From: Chris Devers <[EMAIL PROTECTED]>
> On Mon, 2 Aug 2004, Bob Showalter wrote:
> > sudhindra k s wrote:
> >> Hi
> >>
> >> Can someone please tell me what the following code is trying to do
> >>
> >>
> >>       if ( /CR List/ .. /\(2\)/ ) {
> >>          if ( /CR List/ )  { print " $'\n"; }
> >>          elsif ( /\(2\)/ ) {print " $` \n" ;}
> >>          else              { print "            $_\n";}
> >>         }
> >>
> >> I know that it is trying to print whatever is there between CR List
> >> and (2). But i am not able guess more than that.
> >
> The whys and hows of this are complicated -- it's worth reading _MRE_.
> The short version is that you should almost always replace code that
> uses $`, $&, or $' with functionally equivalent code that gets the
> same result without using these variables. For example, this code
> could be:
> 
>         if ( /CR List(.*)/ .. /(.*)\(2\)/ ) {
>            if ( /CR List/ )  { print " $1\n"; }
>            elsif ( /\(2\)/ ) { print " $1 \n" ;}
>            else              { print "            $_\n";}
>         }
> 
> ...or something to that effect.

There should be

        if ( /CR List(.*)/ .. /(.*?)\(2\)/ ) {

Otherwise you might get different results.
The original finds the first (2) in the line, your version the last 
one.

> Of course, it could be that more recent versions of Perl have fixed
> this problem and I'm not aware of it. If so, please correct me :-)

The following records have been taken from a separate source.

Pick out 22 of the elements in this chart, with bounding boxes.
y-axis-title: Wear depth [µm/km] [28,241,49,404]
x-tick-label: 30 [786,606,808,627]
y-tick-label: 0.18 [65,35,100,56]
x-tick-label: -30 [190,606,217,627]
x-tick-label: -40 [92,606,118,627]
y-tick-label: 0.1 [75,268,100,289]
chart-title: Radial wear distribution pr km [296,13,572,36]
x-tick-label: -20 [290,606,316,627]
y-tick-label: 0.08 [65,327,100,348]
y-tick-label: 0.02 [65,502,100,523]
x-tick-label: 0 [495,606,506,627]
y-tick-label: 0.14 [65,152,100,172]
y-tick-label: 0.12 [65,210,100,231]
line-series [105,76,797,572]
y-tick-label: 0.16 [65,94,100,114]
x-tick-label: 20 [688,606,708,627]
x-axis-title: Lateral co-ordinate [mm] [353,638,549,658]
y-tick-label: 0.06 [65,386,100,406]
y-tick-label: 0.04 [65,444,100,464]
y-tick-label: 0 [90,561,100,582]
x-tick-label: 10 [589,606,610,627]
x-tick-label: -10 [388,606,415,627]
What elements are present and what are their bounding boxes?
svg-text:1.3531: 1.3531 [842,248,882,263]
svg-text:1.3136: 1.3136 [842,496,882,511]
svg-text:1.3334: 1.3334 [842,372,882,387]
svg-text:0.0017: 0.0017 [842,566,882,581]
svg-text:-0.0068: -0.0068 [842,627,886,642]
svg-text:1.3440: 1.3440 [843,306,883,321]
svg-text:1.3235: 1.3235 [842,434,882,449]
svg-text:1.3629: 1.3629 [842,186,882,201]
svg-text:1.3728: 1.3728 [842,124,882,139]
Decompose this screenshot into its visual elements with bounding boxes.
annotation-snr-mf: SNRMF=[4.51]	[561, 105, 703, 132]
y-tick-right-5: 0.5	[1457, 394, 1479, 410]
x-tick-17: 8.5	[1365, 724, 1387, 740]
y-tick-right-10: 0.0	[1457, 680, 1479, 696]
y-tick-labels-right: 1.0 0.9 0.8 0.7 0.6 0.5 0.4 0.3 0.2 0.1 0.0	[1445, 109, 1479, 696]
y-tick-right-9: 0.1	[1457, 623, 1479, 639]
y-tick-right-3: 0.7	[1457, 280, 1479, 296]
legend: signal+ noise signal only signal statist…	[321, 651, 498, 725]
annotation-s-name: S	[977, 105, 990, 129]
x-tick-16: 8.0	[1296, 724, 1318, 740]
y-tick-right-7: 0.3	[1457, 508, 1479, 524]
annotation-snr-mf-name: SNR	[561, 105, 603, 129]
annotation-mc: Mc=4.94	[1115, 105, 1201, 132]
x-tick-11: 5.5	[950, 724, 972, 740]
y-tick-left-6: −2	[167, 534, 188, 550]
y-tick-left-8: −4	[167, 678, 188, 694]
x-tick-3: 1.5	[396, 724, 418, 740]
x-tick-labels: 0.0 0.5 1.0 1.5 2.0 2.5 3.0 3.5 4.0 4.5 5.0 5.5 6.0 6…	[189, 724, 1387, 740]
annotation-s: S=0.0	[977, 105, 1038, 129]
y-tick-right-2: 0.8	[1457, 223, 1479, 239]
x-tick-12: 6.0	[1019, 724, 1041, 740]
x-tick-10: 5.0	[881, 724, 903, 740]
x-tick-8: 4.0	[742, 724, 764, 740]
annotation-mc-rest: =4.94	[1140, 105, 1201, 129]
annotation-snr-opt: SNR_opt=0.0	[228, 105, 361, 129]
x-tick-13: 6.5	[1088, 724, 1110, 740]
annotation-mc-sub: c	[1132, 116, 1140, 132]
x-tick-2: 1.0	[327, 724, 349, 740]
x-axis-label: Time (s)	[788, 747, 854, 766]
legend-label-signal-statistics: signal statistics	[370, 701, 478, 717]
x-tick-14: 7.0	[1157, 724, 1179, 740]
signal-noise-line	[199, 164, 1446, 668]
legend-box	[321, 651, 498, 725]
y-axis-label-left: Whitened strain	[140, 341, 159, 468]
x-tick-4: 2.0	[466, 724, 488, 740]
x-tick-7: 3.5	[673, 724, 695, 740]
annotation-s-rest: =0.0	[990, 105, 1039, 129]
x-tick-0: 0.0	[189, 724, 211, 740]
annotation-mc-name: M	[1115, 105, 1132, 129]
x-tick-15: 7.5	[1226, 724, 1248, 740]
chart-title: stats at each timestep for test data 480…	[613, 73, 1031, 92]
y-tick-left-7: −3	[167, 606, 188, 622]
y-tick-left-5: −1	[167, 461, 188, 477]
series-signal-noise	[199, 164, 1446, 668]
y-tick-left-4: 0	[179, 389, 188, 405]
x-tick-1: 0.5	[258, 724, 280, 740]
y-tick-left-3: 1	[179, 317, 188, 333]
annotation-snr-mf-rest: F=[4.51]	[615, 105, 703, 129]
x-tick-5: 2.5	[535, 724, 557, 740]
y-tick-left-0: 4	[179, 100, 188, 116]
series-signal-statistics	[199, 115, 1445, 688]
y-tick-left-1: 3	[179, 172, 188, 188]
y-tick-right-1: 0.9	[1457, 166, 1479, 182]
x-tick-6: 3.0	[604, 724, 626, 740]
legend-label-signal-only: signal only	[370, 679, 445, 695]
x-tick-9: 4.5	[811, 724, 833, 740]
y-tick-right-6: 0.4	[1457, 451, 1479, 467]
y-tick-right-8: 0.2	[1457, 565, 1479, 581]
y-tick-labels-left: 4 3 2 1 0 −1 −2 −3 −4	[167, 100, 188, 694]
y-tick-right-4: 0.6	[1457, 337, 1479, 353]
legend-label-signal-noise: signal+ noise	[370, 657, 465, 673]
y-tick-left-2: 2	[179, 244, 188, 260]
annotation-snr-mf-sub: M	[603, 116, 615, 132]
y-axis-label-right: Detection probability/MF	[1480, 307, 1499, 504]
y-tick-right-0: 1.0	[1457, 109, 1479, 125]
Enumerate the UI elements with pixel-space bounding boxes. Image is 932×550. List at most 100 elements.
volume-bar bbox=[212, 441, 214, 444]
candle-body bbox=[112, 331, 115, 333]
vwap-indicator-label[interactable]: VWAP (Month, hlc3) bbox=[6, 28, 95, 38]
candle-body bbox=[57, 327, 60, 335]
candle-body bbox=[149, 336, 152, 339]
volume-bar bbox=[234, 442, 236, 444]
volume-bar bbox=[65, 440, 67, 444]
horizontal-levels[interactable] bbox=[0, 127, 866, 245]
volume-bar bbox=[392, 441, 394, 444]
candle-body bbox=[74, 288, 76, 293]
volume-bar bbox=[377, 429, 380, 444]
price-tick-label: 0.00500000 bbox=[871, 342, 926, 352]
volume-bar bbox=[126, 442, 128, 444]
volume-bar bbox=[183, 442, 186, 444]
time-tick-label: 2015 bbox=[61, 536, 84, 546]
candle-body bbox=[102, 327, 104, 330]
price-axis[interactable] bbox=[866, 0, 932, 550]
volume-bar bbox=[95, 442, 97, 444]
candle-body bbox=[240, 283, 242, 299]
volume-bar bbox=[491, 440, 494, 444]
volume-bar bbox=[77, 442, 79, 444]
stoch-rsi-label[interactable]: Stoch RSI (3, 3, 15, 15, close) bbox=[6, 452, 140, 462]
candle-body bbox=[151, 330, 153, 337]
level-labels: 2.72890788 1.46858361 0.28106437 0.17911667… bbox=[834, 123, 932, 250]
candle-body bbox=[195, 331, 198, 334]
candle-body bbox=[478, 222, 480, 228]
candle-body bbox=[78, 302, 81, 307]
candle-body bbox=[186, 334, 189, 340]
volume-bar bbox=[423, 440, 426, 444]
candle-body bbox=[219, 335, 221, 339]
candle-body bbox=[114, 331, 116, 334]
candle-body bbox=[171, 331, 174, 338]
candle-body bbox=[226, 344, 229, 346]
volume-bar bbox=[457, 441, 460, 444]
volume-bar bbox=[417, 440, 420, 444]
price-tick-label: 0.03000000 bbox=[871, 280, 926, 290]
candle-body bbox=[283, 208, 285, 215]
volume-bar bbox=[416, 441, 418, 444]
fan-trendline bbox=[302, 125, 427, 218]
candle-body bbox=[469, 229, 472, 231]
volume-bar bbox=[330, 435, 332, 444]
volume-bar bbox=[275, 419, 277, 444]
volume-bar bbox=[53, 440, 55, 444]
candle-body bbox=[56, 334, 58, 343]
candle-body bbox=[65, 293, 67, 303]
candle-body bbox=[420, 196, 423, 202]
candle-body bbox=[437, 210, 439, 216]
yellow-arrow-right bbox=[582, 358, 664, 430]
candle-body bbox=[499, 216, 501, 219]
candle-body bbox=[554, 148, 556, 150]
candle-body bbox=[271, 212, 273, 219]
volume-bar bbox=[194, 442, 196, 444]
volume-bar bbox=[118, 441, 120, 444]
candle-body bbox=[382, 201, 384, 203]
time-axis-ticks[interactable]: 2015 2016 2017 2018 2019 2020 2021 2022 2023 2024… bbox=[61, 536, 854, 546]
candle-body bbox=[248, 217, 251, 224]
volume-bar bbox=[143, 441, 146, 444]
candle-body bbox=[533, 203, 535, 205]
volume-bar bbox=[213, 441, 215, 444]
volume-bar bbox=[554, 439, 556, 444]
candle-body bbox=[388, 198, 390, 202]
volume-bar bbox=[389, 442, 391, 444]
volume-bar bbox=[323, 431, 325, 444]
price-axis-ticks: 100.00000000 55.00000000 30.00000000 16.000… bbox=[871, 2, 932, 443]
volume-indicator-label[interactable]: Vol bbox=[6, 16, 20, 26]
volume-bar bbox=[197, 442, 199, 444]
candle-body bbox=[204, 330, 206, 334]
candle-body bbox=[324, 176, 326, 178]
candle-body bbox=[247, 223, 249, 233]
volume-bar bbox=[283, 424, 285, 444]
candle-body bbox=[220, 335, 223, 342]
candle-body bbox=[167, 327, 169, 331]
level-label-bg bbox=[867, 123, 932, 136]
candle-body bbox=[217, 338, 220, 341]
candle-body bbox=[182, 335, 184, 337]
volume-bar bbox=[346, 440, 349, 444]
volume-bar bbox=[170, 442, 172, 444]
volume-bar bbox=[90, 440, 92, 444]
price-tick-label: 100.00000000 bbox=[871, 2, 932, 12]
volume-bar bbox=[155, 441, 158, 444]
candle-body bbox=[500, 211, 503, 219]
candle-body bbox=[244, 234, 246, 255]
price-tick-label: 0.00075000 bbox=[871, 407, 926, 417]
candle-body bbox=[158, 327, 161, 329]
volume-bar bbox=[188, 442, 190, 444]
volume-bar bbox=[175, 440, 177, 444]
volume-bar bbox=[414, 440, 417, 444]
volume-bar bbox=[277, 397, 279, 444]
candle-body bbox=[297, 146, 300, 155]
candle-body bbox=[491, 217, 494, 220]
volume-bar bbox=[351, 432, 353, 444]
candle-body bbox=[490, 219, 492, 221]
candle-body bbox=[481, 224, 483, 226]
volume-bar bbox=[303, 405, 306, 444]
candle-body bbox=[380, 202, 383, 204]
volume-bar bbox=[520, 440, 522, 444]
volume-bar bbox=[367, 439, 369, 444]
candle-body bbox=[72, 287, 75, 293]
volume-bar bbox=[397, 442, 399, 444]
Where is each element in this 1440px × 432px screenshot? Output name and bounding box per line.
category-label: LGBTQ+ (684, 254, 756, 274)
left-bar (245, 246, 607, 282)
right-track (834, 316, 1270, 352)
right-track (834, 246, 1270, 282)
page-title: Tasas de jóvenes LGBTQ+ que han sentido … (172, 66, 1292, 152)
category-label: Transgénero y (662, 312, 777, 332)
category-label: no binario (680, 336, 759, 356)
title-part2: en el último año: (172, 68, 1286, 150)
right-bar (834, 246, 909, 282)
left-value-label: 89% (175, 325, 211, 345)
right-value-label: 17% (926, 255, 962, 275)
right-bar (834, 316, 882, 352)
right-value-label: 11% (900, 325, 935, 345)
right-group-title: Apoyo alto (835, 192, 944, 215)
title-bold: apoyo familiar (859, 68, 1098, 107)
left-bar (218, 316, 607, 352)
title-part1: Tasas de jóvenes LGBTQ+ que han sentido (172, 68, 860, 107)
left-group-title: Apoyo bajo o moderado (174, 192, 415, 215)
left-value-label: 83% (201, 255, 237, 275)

I believe the penalty is still there.

Of course in a one-off script that contains no other regexps it may 
not matter, but I'd still recommend forgetting these variables even 
exist.

Jenda
===== [EMAIL PROTECTED] === http://Jenda.Krynicky.cz =====
When it comes to wine, women and song, wizards are allowed 
to get drunk and croon as much as they like.